Co-chair Cathy Giessel opposes changes to a tax system that’s putting more oil in the pipeline. She points out that at $50/barrel oil:

  • 77% of that barrel’s profitable value goes to State of Alaska
  • 8% goes to Federal government
  • 15% goes to producers

Working group members from the House include Rep. Andy Josephson (D-Anchorage), Rep. Dean Westlake (D-Kiana), Rep. Jason Grenn (I-Anchorage), and Rep. Dave Talerico (R-Healy). Joining Giessel on the panel are Sen. Bert Stedman (R-Sitka), Sen. Natasha von Imhof (R-Anchorage), Sen. Peter Micciche (R-Soldotna) and Sen. Bill Wielechowksi (D-Anchorage).

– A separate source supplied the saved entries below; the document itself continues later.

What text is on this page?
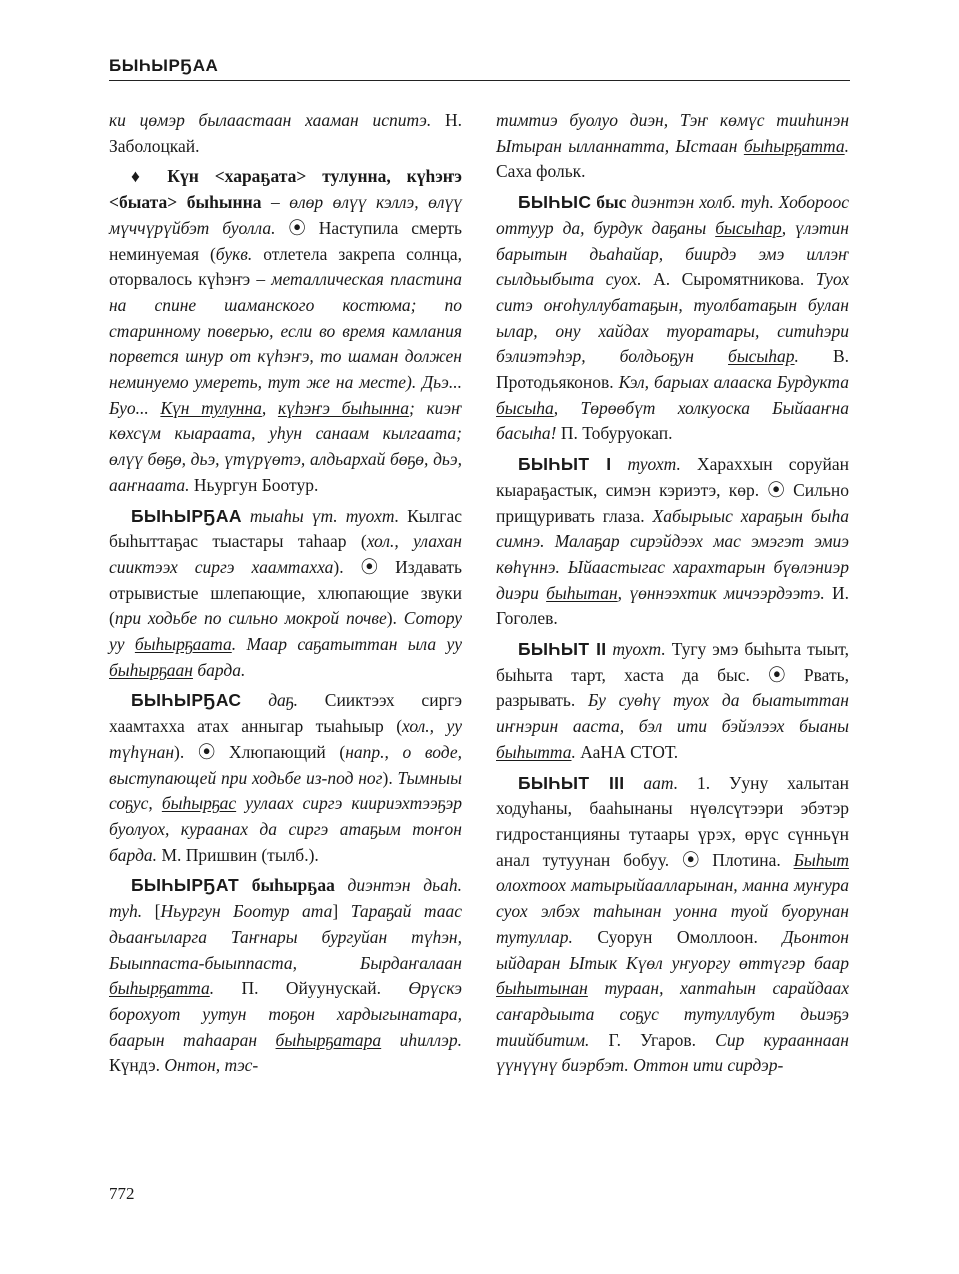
БЫҺЫРҔАА

ки цөмэр былаастаан хааман испитэ. Н. Заболоцкай.

♦ Күн <хараҕата> тулунна, күһэҥэ <быата> быһынна – өлөр өлүү кэллэ, өлүү мүччүрүйбэт буолла. ⦿ Наступила смерть неминуемая (букв. отлетела закрепа солнца, оторвалось күһэҥэ – металлическая пластина на спине шаманского костюма; по старинному поверью, если во время камлания порвется шнур от күһэҥэ, то шаман должен неминуемо умереть, тут же на месте). Дьэ... Буо... Күн тулунна, күһэҥэ быһынна; киэҥ көхсүм кыараата, уһун санаам кылгаата; өлүү бөҕө, дьэ, үтүрүөтэ, алдьархай бөҕө, дьэ, ааҥнаата. Ньургун Боотур.

БЫҺЫРҔАА тыаһы үт. туохт. Кылгас быһыттаҕас тыастары таһаар (хол., улахан сииктээх сиргэ хаамтахха). ⦿ Издавать отрывистые шлепающие, хлюпающие звуки (при ходьбе по сильно мокрой почве). Сотору уу быһырҕаата. Маар саҕатыттан ыла уу быһырҕаан барда.

БЫҺЫРҔАС даҕ. Сииктээх сиргэ хаамтахха атах анныгар тыаһыыр (хол., уу түһүнан). ⦿ Хлюпающий (напр., о воде, выступающей при ходьбе из-под ног). Тымныы соҕус, быһырҕас уулаах сиргэ киириэхтээҕэр буолуох, кураанах да сиргэ атаҕым тоҥон барда. М. Пришвин (тылб.).

БЫҺЫРҔАТ быһырҕаа диэнтэн дьаһ. туһ. [Ньургун Боотур ата] Тараҕай таас дьааҥыларга Таҥнары бургуйан түһэн, Быыппаста-быыппаста, Бырдаҥалаан быһырҕатта. П. Ойуунускай. Өрүскэ борохуот уутун тоҕон хардыгынатара, баарын таһааран быһырҕатара иһиллэр. Күндэ. Онтон, тэс-

тимтиэ буолуо диэн, Тэҥ көмүс тииһинэн Ытыран ылланнатта, Ыстаан быһырҕатта. Саха фольк.

БЫҺЫС быс диэнтэн холб. туһ. Хобороос оттуур да, бурдук даҕаны бысыһар, үлэтин барытын дьаһайар, биирдэ эмэ иллэҥ сылдьыбыта суох. А. Сыромятникова. Туох ситэ оҥоһуллубатаҕын, туолбатаҕын булан ылар, ону хайдах туоратары, ситиһэри бэлиэтэһэр, болдьоҕун бысыһар. В. Протодьяконов. Кэл, барыах алааска Бурдукта бысыһа, Төрөөбүт холкуоска Быйааҥна басыһа! П. Тобуруокап.

БЫҺЫТ I туохт. Хараххын соруйан кыараҕастык, симэн кэриэтэ, көр. ⦿ Сильно прищуривать глаза. Хабырыыс хараҕын быһа симнэ. Малаҕар сирэйдээх мас эмэгэт эмиэ көһүннэ. Ыйаастыгас харахтарын бүөлэниэр диэри быһытан, үөннээхтик мичээрдээтэ. И. Гоголев.

БЫҺЫТ II туохт. Тугу эмэ быһыта тыыт, быһыта тарт, хаста да быс. ⦿ Рвать, разрывать. Бу суөһү туох да быатыттан иҥнэрин ааста, бэл ити бэйэлээх быаны быһытта. АаНА СТОТ.

БЫҺЫТ III аат. 1. Ууну халытан ходуһаны, бааһынаны нүөлсүтээри эбэтэр гидростанцияны тутаары үрэх, өрүс сүнньүн анал тутуунан бобуу. ⦿ Плотина. Быһыт олохтоох матырыйаалларынан, манна муҥура суох элбэх таһынан уонна туой буорунан тутуллар. Суорун Омоллоон. Дьонтон ыйдаран Ытык Күөл уҥуоргу өттүгэр баар быһытынан тураан, хаптаһын сарайдаах саҥардыыта соҕус тутуллубут дьиэҕэ тиийбитим. Г. Угаров. Сир курааннаан үүнүүнү биэрбэт. Оттон ити сирдэр-

772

Click to watch the first meeting of the working group.

One of the working group’s first tasks was to hold an  Oil and Gas 101 that was entitled Introduction to Petroleum Fiscal Systems taught by two of the subject matter experts that consult with the Legislature: In3nergy and Palantir. The course covered basic oil and gas terms and fiscal policies around the world as well as in the contiguous U.S.

You can watch the session here:

Click here to watch part 1.

Click here to watch part 2.

Or download the documents here.  downloaded here

As of today, no further meetings have been scheduled. We will keep all of you up to date on the working group’s activities and provide access to the group’s recommendations due when lawmakers reconvene in Juneau on January 16.

Thank you

KEEP Alaska Competitive supporters stepped up in 2017 and urged their legislators to support a durable, sustainable and balanced state fiscal plan, authored opinion pieces or letters to the editor and engaged positively in our social media effort by liking and sharing our Facebook posts with colleagues, co-workers, friends and family. We are making a difference.

In the months to come

KEEP Alaska Competitive will continue our grassroots effort to educate and inform our supporters, elected officials and the public about the critical issues facing Alaska’s economy and its largest taxpayer – the oil industry. Production and investment are heading in the right direction – let’s stay the course for a growing and vibrant oil industry.